La surenchère consiste à dire que le gouvernement ne fait pas bien son travail de protection de la population, mais cela mène souvent les opposants à demander encore plus de mesures contraignantes, couteuses, gênantes. Ainsi, en France, le gouvernement a créé le Pass sanitaire et l’a rendu obligatoire en de nombreux lieux. Des opposants dans la surenchère proposent l’obligation vaccinale pour tous au nom de l’efficacité, mais il est évident que cette option serait encore plus contraignante que la situation actuelle – que le gouvernement fait d’ailleurs évoluer vers l’obligation vaccinale de fait.
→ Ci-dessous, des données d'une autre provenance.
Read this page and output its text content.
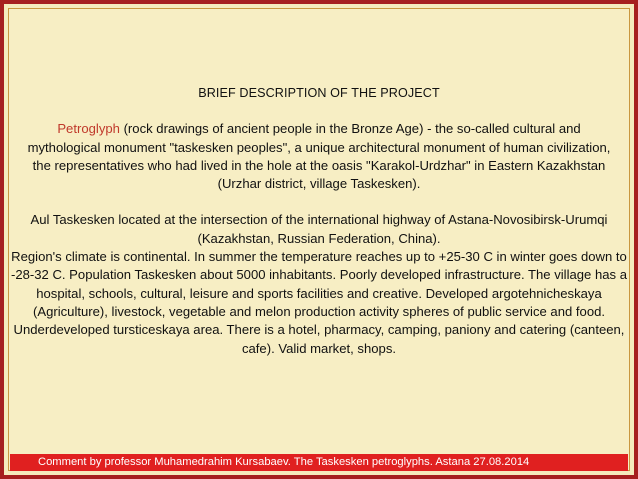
BRIEF DESCRIPTION OF THE PROJECT
Petroglyph (rock drawings of ancient people in the Bronze Age) - the so-called cultural and mythological monument "taskesken peoples", a unique architectural monument of human civilization, the representatives who had lived in the hole at the oasis "Karakol-Urdzhar" in Eastern Kazakhstan (Urzhar district, village Taskesken).
Aul Taskesken located at the intersection of the international highway of Astana-Novosibirsk-Urumqi (Kazakhstan, Russian Federation, China).
Region's climate is continental. In summer the temperature reaches up to +25-30 C in winter goes down to -28-32 C. Population Taskesken about 5000 inhabitants. Poorly developed infrastructure. The village has a hospital, schools, cultural, leisure and sports facilities and creative. Developed argotehnicheskaya (Agriculture), livestock, vegetable and melon production activity spheres of public service and food. Underdeveloped tursticеskaya area. There is a hotel, pharmacy, camping, paniony and catering (canteen, cafe). Valid market, shops.
Comment by professor Muhamedrahim Kursabaev. The Taskesken petroglyphs. Astana 27.08.2014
Du coup, le gain électoral à attendre d’une telle surenchère ne va pas de soi.

A l’inverse, la stratégie du déni, celle qui a été celle par exemple d’un Bolsonaro au Brésil, possède bien sûr l’avantage de permettre à tout le monde de continuer à faire comme si rien ne se passait – sauf aux malades, décédés et endeuillés évidemment. Malheureusement pour ses partisans, elle se heurte rapidement au mur du réel. Les cimetières se remplissent trop vite, et le déni devient difficile à tenir. Il faut alors une vision du monde extrêmement forte et structurée, une vision du monde totalement imperméable à la réalité des faits pour résister, souvent une vision du monde qu’il est loisible de qualifier, vu de l’extérieur, de complotiste. L’épidémie est vue par exemple comme un complot mondial contre les libertés (le « Great Reset ») ou bien comme la plus grande escroquerie jamais montée par les firmes pharmaceutiques. Le seul cas évident de réussite électorale et politique de cette stratégie du déni se trouve aux Etats-Unis chez les Républicains. Une grande partie de la population y reste en effet sur une ligne de déni de la gravité de la situation, largement parce que tout un écosystème médiatique et politique les a enfermés dans cette vision du monde. Nul ne sait à quel niveau de mortalité dans une sous-population dans le déni il faut monter pour qu’elle accepte la réalité. Il parait très loin d’être atteint dans ce cas précis.